Prints and home media

For many years, the original nitrate film negative of La Grande Illusion was thought to have been lost in an Allied air raid in 1942 that destroyed a leading laboratory outside Paris. Prints of the film were rediscovered in 1958 and restored and re-released during the early 1960s. Then, it was revealed that the original negative had been shipped back to Berlin (probably due to the efforts of Frank Hensel) to be stored in the Reichsfilmarchiv vaults. In the Allied occupation of Berlin in 1945, the Reichsfilmarchiv by chance was in the Russian zone and consequently shipped along with many other films back to be the basis of the Soviet Gosfilmofond film archive in Moscow. The negative was returned to France in the 1960s, but sat unidentified in storage in Toulouse Cinémathèque for over 30 years, as no one suspected it had survived. It was rediscovered in the early 1990s as the Cinémathèque's nitrate collection was slowly being transferred to the French Film Archives at Bois d'Arcy.[2][42]

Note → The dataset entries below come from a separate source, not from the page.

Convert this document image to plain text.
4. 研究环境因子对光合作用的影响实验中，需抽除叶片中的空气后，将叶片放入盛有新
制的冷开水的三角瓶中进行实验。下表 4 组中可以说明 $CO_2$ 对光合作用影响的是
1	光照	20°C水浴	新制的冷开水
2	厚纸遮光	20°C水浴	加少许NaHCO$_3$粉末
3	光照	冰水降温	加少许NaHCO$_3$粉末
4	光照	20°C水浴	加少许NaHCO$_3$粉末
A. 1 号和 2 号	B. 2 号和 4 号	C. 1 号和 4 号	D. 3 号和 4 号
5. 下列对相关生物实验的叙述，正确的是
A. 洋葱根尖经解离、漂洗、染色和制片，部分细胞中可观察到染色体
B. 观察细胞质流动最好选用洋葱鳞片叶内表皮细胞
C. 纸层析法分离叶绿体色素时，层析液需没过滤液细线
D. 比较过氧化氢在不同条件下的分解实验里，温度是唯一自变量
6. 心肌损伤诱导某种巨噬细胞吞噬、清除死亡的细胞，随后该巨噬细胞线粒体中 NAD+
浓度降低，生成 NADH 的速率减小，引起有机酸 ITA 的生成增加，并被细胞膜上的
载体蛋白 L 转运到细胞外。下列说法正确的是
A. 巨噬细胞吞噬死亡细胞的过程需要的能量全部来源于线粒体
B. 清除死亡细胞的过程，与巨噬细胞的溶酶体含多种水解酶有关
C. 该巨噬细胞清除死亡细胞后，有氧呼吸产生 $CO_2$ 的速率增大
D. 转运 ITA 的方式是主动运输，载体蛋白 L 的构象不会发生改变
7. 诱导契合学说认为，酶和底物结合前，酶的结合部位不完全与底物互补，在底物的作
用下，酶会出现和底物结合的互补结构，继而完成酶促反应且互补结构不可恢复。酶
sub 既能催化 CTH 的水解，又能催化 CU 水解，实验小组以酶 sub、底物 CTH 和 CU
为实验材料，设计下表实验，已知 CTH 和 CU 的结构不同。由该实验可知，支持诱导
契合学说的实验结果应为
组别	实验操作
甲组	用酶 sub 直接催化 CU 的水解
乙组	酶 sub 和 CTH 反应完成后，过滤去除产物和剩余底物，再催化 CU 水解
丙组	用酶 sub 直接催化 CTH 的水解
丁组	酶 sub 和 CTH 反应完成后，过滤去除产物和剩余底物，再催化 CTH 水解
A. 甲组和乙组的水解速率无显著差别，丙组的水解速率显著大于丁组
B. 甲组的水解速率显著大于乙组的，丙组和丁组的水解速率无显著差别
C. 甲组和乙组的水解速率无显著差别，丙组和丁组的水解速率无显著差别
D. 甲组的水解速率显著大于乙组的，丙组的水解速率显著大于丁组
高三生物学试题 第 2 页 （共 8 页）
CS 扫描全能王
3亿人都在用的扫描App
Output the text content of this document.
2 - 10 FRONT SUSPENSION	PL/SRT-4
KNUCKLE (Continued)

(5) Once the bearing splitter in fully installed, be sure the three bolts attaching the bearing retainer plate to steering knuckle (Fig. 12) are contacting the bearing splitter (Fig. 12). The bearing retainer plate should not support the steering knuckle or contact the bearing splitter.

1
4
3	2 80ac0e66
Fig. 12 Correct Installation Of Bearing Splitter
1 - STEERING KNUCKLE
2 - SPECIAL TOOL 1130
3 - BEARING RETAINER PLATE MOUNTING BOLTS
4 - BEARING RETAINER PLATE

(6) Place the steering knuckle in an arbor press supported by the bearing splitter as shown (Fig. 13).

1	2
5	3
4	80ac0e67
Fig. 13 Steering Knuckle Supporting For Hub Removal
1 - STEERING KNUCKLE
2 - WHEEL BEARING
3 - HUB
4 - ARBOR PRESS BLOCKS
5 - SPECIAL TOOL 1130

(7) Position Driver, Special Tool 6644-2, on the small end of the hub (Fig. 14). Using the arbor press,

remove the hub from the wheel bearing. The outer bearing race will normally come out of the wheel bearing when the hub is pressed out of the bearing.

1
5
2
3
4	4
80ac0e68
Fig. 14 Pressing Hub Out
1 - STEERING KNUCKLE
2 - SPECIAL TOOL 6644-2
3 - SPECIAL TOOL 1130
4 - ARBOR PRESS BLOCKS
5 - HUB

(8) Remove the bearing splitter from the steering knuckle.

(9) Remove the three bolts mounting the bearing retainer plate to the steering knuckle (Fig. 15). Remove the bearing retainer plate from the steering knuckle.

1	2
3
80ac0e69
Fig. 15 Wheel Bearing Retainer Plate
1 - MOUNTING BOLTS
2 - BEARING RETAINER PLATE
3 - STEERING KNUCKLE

In August 1999, Rialto Pictures re-released the film in the United States, based on the Cinémathèque negative found in Toulouse;[29] after watching the new print at Lincoln Plaza Cinemas, Janet Maslin called it "beautifully refurbished" and "especially lucid".[39] A transfer of this restored print was released on DVD by the Criterion Collection in 1999, but has been out of print since 2005.[43] Grand Illusion was intended to be Criterion's first release on the DVD format in 1998, but the discovery of the new negative delayed its release.[44]

In 2012, StudioCanal and Lionsgate released a 1080p Blu-ray version based on a new high-definition scan of the original negative.[45] According to Lee Kline, Technical Director of the Criterion Collection, this release was "night and day of what we did—because they had better film."[46]